MC Sha Rock’s Facebook post about her settlement concluded with a telling statement:

“We won our final judgment. People [used] to think I was tripping, simply because I’ve always spoken on the lawsuit and was determined to see this through. Some said let it go. I can’t discuss the amount, but it’s finally over. Or [we’ll] be back in court if my money is short.”

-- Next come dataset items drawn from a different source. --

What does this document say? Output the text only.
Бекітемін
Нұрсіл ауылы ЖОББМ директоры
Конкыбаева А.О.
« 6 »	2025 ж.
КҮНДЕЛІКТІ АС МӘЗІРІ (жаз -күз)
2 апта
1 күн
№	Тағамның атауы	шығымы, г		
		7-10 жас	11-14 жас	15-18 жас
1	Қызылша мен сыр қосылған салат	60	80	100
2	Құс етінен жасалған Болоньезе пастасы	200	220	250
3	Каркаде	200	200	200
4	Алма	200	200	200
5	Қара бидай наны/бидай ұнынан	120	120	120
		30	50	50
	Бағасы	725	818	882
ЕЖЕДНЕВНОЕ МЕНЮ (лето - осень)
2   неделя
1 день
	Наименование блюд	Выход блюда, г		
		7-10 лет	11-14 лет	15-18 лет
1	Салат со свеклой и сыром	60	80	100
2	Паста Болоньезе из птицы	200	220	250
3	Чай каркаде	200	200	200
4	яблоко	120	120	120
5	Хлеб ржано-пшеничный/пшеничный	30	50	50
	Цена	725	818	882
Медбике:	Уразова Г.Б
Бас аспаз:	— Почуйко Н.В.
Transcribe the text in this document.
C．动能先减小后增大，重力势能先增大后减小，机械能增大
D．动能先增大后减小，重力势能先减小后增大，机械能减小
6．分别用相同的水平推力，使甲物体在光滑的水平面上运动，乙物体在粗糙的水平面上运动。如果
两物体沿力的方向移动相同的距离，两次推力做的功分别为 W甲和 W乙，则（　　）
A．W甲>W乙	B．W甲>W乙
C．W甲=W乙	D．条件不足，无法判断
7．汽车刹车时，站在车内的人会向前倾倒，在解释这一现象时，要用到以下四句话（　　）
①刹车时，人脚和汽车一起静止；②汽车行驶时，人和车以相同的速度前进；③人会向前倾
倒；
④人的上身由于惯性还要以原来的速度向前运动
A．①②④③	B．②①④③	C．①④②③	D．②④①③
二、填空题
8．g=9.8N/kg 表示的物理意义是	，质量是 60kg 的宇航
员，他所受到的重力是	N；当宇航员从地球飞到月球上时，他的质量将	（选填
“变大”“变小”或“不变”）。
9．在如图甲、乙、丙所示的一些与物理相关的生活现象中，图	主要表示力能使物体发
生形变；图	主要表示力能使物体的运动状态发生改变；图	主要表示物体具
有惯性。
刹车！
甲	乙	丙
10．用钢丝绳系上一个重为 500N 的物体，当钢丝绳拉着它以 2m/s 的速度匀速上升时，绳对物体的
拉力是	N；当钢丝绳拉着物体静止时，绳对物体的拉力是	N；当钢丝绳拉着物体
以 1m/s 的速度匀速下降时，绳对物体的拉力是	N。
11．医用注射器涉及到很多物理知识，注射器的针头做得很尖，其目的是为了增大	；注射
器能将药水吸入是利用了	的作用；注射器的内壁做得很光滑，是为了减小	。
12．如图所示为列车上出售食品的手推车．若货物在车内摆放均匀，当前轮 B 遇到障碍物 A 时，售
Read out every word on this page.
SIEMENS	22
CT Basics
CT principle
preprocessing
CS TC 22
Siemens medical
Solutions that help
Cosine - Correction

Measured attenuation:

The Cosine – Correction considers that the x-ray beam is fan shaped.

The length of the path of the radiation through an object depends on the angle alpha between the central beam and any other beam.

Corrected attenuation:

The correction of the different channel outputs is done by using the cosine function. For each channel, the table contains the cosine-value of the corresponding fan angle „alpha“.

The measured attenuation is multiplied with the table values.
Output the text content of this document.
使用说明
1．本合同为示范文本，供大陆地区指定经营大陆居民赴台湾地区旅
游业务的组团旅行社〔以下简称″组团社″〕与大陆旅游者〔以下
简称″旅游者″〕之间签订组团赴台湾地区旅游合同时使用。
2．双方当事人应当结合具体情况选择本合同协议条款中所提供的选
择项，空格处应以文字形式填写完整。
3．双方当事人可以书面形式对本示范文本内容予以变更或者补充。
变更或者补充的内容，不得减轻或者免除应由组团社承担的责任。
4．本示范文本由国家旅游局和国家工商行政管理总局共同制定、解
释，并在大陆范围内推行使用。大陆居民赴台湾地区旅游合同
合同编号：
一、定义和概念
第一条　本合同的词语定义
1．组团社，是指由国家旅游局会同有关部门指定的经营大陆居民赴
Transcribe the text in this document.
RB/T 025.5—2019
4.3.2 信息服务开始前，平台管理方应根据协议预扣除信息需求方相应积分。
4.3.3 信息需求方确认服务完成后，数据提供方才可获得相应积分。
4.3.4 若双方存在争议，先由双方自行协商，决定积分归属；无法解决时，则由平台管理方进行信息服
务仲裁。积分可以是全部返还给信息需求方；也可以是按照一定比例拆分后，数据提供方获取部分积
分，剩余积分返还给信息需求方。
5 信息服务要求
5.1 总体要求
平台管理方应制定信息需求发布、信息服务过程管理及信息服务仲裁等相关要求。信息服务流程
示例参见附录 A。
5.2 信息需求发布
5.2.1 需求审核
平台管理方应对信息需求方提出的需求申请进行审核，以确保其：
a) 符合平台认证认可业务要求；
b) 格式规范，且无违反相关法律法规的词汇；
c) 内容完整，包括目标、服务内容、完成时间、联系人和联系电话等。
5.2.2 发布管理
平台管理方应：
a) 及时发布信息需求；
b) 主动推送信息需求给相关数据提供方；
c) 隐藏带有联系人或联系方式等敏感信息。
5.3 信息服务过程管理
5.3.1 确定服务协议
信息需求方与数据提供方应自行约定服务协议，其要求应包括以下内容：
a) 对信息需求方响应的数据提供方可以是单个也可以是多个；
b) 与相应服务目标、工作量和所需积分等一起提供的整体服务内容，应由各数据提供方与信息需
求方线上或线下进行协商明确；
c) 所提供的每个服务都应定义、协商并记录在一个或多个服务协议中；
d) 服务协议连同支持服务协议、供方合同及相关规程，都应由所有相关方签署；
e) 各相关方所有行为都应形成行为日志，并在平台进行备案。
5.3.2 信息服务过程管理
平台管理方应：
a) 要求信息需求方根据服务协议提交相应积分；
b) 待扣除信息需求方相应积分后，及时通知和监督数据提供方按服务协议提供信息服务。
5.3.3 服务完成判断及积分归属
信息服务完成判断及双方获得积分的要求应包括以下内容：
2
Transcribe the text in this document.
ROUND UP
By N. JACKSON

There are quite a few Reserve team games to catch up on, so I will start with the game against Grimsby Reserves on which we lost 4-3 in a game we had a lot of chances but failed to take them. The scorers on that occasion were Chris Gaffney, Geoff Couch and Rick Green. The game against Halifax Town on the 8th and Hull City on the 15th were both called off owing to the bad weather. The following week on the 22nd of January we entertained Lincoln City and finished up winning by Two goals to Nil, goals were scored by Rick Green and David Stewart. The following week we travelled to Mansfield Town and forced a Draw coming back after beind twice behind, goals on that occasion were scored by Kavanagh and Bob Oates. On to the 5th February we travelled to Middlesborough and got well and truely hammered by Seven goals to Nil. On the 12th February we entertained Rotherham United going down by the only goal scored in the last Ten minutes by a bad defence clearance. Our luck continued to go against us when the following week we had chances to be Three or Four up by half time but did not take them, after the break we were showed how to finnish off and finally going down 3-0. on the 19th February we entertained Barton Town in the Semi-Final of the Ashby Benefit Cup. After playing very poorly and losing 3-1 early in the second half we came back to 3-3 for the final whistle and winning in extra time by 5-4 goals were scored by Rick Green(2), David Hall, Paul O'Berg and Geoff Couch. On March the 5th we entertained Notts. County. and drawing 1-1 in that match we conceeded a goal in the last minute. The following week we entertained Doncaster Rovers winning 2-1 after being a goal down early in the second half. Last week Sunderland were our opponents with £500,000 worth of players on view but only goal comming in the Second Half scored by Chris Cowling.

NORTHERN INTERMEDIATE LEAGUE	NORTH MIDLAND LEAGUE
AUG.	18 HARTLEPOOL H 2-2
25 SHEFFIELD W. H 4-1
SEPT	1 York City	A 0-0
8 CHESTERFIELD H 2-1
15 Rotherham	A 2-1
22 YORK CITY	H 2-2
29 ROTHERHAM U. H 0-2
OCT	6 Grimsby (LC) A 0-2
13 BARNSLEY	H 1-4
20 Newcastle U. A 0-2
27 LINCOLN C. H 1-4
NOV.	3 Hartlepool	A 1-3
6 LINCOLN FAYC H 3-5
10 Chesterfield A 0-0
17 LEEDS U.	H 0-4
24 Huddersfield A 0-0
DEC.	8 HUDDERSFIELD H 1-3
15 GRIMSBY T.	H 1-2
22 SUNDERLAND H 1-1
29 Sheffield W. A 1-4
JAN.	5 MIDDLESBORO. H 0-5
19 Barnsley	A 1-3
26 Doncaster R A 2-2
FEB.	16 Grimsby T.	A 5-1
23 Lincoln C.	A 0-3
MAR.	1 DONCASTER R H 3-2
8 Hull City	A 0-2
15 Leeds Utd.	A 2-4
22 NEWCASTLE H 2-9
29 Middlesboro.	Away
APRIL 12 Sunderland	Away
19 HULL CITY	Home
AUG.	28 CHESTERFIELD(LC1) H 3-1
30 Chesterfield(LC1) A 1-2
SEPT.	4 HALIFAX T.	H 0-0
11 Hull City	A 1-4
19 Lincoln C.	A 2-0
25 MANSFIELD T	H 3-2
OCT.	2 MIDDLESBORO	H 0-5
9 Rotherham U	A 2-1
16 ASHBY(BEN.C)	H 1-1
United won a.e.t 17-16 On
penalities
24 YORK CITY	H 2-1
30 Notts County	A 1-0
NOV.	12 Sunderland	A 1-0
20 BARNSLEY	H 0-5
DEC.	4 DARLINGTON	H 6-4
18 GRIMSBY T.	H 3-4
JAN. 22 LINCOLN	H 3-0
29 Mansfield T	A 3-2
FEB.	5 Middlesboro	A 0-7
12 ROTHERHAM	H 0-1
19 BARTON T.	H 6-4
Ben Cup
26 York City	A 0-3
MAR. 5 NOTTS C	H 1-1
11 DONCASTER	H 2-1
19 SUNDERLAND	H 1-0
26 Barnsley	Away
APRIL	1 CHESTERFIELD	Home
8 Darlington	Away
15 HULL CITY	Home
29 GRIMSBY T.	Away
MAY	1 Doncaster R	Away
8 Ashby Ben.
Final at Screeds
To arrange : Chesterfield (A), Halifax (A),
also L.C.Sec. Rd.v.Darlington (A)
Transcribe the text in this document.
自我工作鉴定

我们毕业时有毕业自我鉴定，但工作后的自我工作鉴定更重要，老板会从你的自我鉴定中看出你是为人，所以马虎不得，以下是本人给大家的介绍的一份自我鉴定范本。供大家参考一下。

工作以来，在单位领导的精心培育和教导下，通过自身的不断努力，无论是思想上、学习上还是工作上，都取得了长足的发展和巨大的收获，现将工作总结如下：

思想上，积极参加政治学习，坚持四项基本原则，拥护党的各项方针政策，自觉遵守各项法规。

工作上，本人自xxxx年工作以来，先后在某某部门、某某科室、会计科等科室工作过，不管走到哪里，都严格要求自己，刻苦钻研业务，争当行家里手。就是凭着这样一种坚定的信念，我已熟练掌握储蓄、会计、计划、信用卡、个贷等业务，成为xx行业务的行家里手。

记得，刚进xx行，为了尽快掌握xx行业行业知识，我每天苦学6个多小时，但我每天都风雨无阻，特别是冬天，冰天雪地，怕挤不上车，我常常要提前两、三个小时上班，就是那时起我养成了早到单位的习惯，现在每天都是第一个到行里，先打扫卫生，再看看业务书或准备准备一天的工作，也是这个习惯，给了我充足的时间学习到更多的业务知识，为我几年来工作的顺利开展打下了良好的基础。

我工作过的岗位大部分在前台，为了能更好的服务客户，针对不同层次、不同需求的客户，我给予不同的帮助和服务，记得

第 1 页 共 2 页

In the relationship between workers and corporations, musicians and record labels, players and owners, there is a power dynamic at play. Many of the workers, musicians, and players feel that dynamic is akin to predator and prey. In nature, that relationship fuels evolution. As the hunter wields its power, the object of its hunt develops new ways of surviving and in turn becomes stronger. Well financed corporations hold a great deal of power but with each victory like the one The Funky Four Plus One, Grandmaster Flash and the Furious Five, and Reggie Payne are celebrating, it brings to mind that power doesn’t live only in one place. As musicians continue to work towards fairness within their label deals and lead the struggle on into the new mediums of streaming and digital downloads, the fight continues. Musician support organizations like Artists Rights Enforcement Corporation, Artist Rights Alliance, and others are growing in numbers and savvy. New tools for fair pay advocacy in music are continuing to evolve and from Sha Rock’s perspective, a great victory was just won on the artists’ behalf. But that doesn’t mean she’s ready to rest because if that money is short, they’ll be back in court.